I took Bradley to his cousin’s second birthday today. He was in a bad mood because he refused to take a nap today and he has been ill for the past week or so. I don’t know what his problem is. He falls in the floor, kicking his feet like a crazy little man. Now he has this screech, that he lets out when he doesn’t get his way. FYI: He turns two on Christmas Eve this year. So I know about the terrible two’s it’s just hard to handle after working all week and trying to rush around for a birthday party with your child breaking the birthday present in half and laughing about it, really? What happened to my sweet boy? He appears a few times a day but this evil disease of the terrible two’s has crept in and took over my sweet baby.
Anyway, today at the birthday party, I noticed how we force our kids to rush through a sea of presents all at the same time, refusing to give them a break to enjoy what they just pulled out of the sponge bob wrapping paper. They are commanded to take a quick look then put it away and keep digging for more, and more, and more. We force them to dig for more and more presents resulting in the expectation to always keep digging there might be more (and more). No wonder they appreciate the small amount of gifts. They have been taught to always expect more, just keep digging.

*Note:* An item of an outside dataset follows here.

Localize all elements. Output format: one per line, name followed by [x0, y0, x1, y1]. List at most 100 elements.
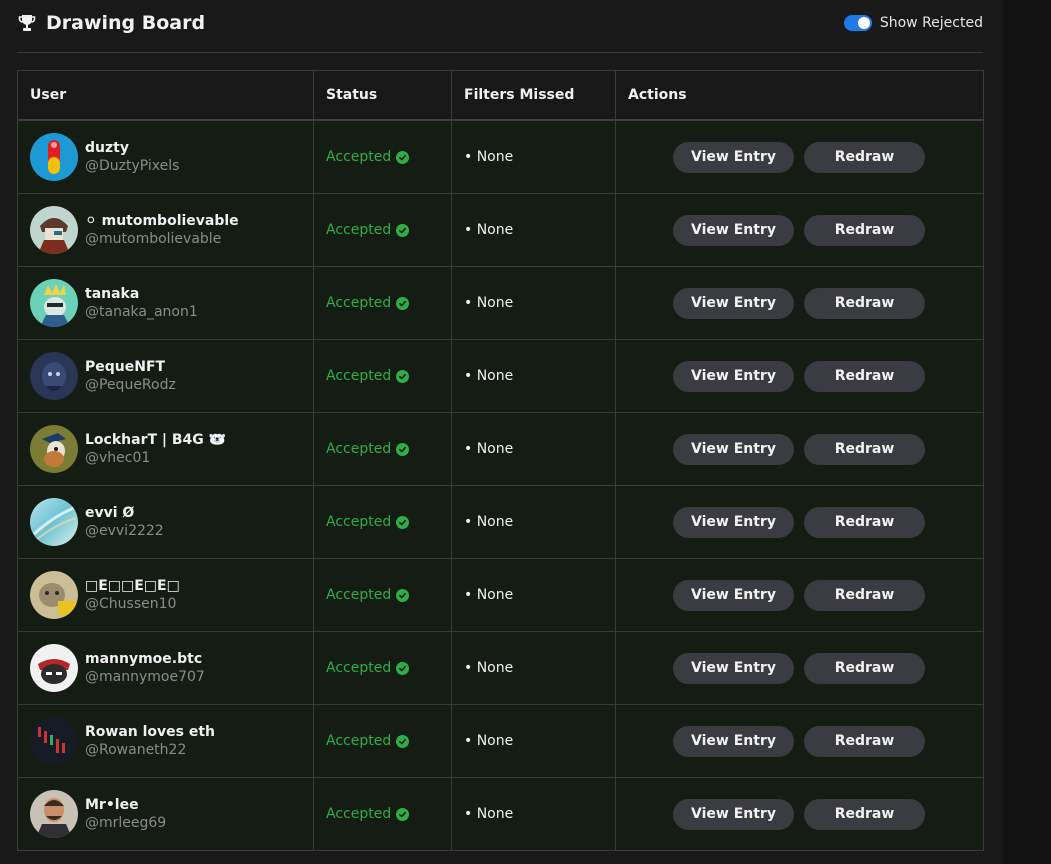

Side note: I have realized that I was doing the same thing. I train Bradley is always get a balloon at the Dollar Store rather than fighting with him about it in the store. It’s only a $1, right?
So as I sit here thinking about the fact that I already scheduled an appointment to talk to the Children’s Museum for Bradley’s birthday this year in my Blackberry, I was just as guilty. I was planning my child’s second birthday party at the museum, lavishing him with presents to make my guilt for being a working mom and not sending (what I feel) enough time with him.
I just realized that he will always expect this, every year, even if we are broke. If I train him now with a huge party and lots of toys, he will always expect a lot of things. As he gets older, there will be less digging to do because he’s toys will get more expensive so the number of individuals will decrease, will his happiness with his parents income level decrease as well?
Hopefully not, but it is something to ponder.
Side Note: Bradley jumped right into his cousin’s little power-wheels when we were at the party. He knew what he was doing and picked a huge fit when I made him get out. Secret: I definitely don’t fill guilty now about the one I put on lay-a-way last week! Go Mom!